Dunedin 9 @ Sarasota 6

Sarasota put up railroad tracks, scoring once in each of the first, third, fifth, sixth, and seventh. Bobby Ray, who I must admit I did not know was in Dunedin already, pitched well enough for his team to stay in the game -- I thought his two homers allowed were wind-aided, but only one of Ray's home runs allowed was to left field admist the "13 mph, Out to LF" wind.

And the Jays did stay in the game -- and then some -- leading 7-4 at the stretch. Eric Nielsen hit a solo homer in the second and reached base twice more on a pair of singles, scoring on Christian Snavely's bases-clearing double in the top of the sixth that put the D-Jays on top. Snavely scored again in the 8th on a Juan Peralta double.

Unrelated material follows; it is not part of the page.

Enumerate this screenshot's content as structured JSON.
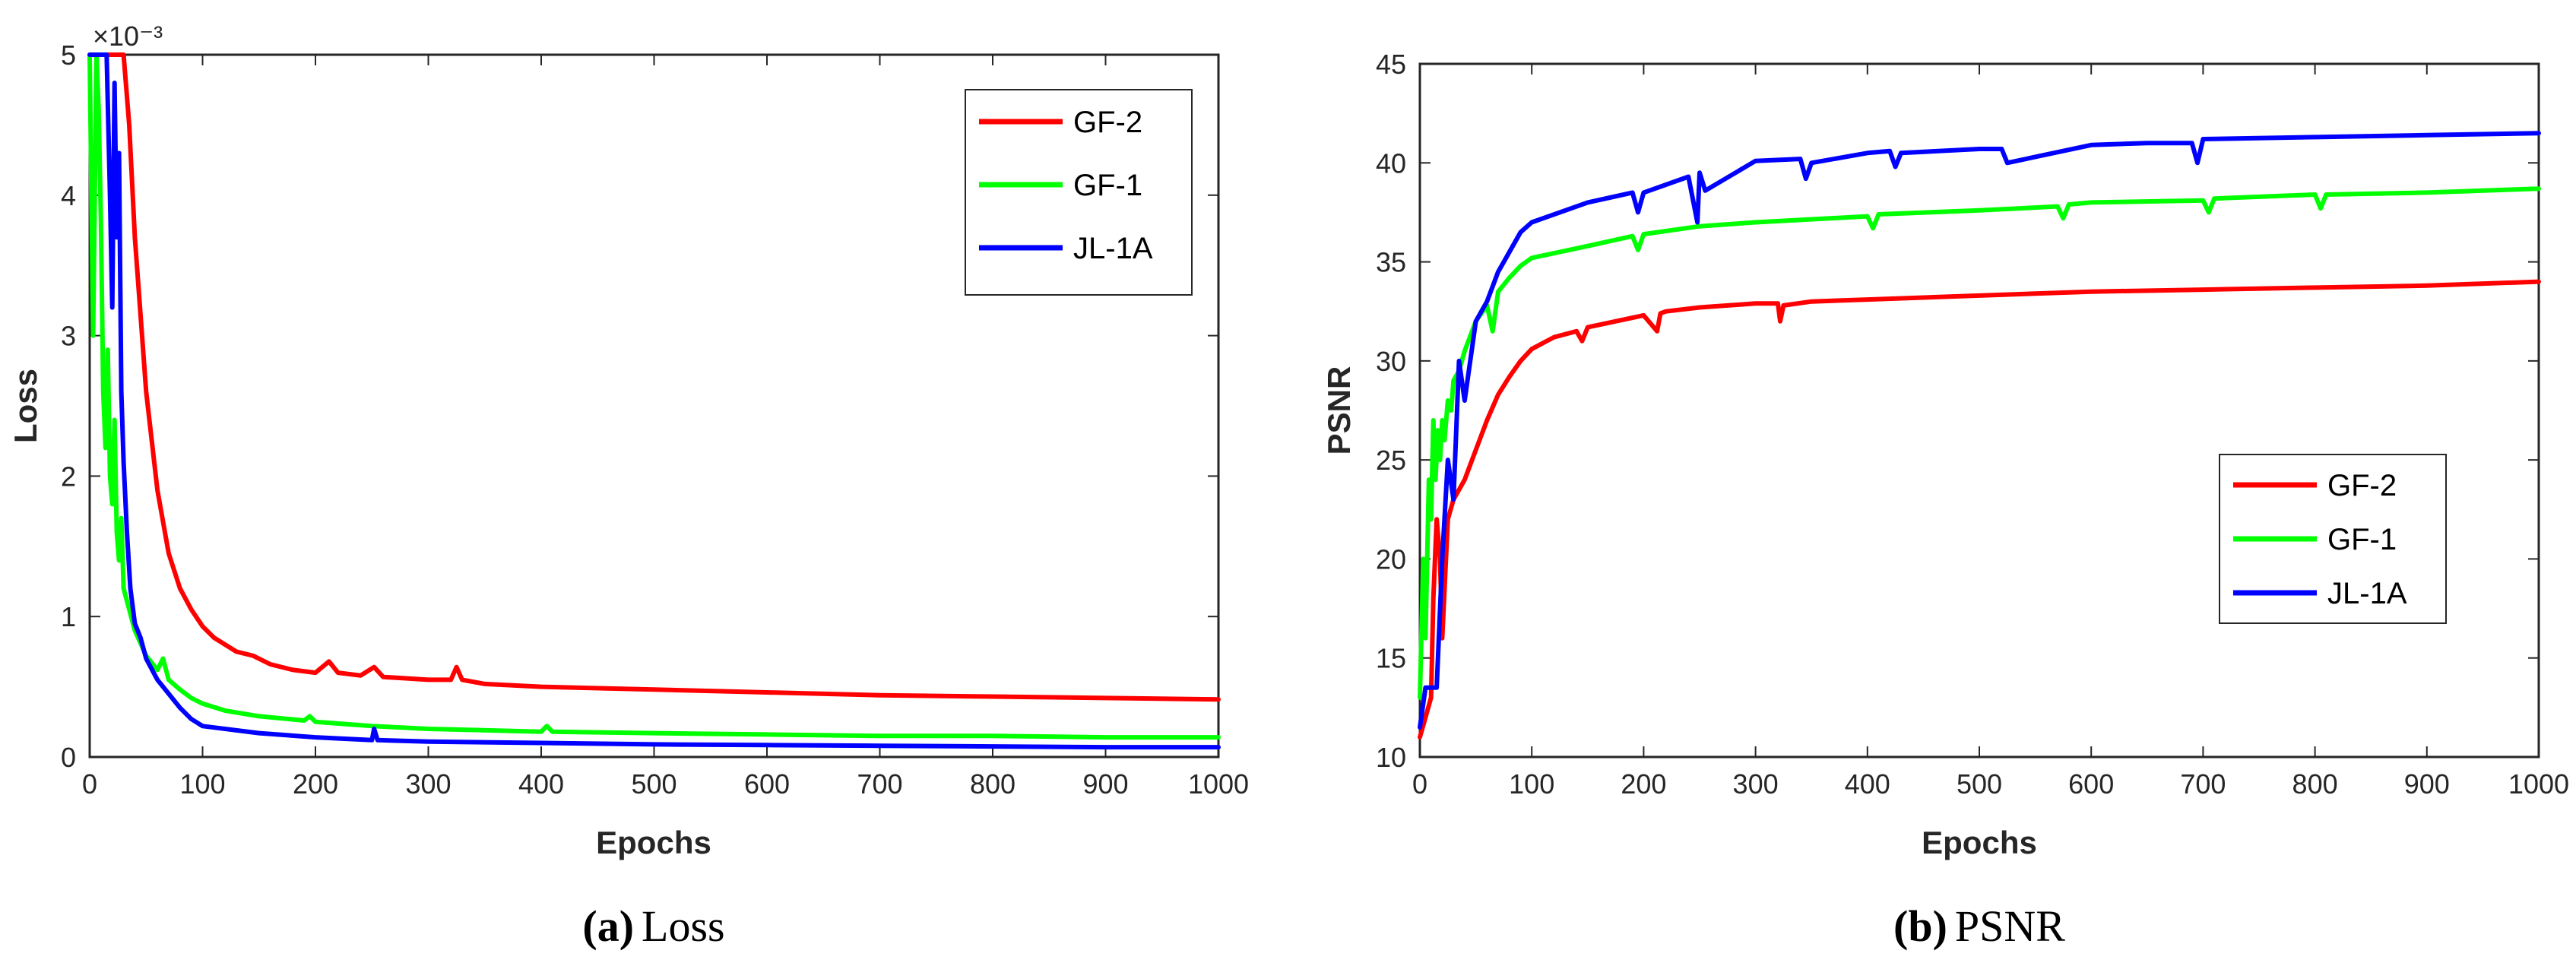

The teams combined for 27 hits, one of which was by Ryan Patterson, who lowered his average to .292. I still somehow expect him to hit .370+ at every level, however unlikely it may be, but .292/.330/.491 is all right for now.


Three Star Selection:
3.
John-Ford Griffin - Made up for misjudging a fly ball by homering to tie the game.
2. Christian Snavely - 3-run double and scored twice.
1. Wayne Lydon - Why not? He can run faster than Jason Phillips.